At a party last weekend, I met Tristan Perich, who had just performed at the Media Archeology festival. He carried with him his Portable Telephone, a working cell phone housed in a classic push-button phone. It’s a clever yet unobnoxious experiment in form and technological function. People peer at someone carrying around a bulky plastic telephone, but Tristan is happy to demonstrate its functionality. “These telephones are really well designed,” he said, “it makes people really happy to see that it works. “


Information is Beautiful

April 22, 2007

Relationships Among Scientific Paradigms

Seed Magazine has published an amazing visual map of relationships between scientific disciplines in their March 2007 issue and on their (really awesome) website.

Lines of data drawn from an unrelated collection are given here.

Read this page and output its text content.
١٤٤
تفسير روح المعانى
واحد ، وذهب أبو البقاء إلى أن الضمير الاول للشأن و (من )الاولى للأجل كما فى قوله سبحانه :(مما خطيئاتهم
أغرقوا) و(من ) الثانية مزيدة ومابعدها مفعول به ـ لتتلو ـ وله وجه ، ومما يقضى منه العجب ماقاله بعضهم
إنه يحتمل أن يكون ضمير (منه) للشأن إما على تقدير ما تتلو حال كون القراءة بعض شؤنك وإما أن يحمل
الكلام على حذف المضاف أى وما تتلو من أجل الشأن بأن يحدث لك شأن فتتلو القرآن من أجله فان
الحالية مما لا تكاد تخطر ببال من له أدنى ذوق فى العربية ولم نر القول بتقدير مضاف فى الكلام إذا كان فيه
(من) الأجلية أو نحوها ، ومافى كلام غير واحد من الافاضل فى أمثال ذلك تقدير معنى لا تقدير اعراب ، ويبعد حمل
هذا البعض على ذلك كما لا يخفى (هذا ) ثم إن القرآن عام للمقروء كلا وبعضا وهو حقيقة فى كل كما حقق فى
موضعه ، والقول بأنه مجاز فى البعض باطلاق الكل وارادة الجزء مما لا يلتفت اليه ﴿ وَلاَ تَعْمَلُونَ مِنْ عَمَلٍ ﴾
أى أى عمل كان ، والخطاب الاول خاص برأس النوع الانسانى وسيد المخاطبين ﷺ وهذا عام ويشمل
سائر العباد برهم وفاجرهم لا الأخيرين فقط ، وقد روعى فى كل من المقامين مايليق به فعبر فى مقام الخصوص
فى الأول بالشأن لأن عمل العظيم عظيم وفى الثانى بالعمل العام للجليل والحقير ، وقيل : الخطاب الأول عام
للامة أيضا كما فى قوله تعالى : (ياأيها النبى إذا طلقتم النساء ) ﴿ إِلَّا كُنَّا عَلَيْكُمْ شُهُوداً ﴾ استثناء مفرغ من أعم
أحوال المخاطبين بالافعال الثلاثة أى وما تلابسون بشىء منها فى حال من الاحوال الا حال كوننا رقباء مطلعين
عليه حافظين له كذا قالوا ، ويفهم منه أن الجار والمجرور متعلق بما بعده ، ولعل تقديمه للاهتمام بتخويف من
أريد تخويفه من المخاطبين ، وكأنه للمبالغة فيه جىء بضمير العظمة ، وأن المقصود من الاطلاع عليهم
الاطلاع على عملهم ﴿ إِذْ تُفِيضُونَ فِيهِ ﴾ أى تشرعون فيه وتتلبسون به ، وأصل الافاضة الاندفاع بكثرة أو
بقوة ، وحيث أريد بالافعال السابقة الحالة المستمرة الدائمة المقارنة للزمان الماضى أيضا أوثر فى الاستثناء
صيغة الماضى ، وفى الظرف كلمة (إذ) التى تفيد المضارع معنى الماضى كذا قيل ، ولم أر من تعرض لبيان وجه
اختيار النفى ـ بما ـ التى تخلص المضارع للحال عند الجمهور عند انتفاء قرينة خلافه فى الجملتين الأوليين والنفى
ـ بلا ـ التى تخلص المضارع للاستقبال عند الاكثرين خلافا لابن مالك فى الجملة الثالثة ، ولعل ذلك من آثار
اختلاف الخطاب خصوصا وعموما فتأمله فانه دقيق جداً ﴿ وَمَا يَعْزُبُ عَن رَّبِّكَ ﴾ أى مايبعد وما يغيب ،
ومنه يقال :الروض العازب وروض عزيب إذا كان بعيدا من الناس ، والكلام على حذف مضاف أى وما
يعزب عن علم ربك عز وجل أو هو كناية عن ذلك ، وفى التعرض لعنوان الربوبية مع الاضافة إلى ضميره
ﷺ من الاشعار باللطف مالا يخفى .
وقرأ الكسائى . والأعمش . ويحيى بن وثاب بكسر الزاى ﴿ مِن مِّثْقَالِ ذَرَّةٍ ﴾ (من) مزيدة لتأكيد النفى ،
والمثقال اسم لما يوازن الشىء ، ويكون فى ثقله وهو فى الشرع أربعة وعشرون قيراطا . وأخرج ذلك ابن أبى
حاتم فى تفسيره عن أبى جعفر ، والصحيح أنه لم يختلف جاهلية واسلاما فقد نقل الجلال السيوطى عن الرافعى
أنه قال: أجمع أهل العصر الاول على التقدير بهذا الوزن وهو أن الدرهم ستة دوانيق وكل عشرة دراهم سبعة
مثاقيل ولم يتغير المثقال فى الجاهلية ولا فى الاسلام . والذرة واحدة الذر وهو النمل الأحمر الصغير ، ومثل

The map was “constructed by sorting roughly 800,000 published papers into 776 different scientific paradigms (shown as pale circular nodes) based on how often the papers were cited together by authors of other papers. Links (curved black lines) were made between the paradigms that shared papers, then treated as rubber bands, holding similar paradigms nearer one another when a physical simulation forced every paradigm to repel every other; thus the layout derives directly from the data.”

Seed Magazine often explores innovative ways of displaying and browsing through complicated sets of information. Another case in point is the Phylotaxis system of browsing through news articles and blogs cataloged at Seed. After teasing the little circles of information with your mouse and clicking in a random place, you access a second level of categorization that includes a sliding scale ranging from 100% science-related to 100% cultural-content. Just set the scale to your level of interest and start clicking. I wish that all internet exploration was so visually satisfying. And to top it off, most of the articles are pretty interesting too.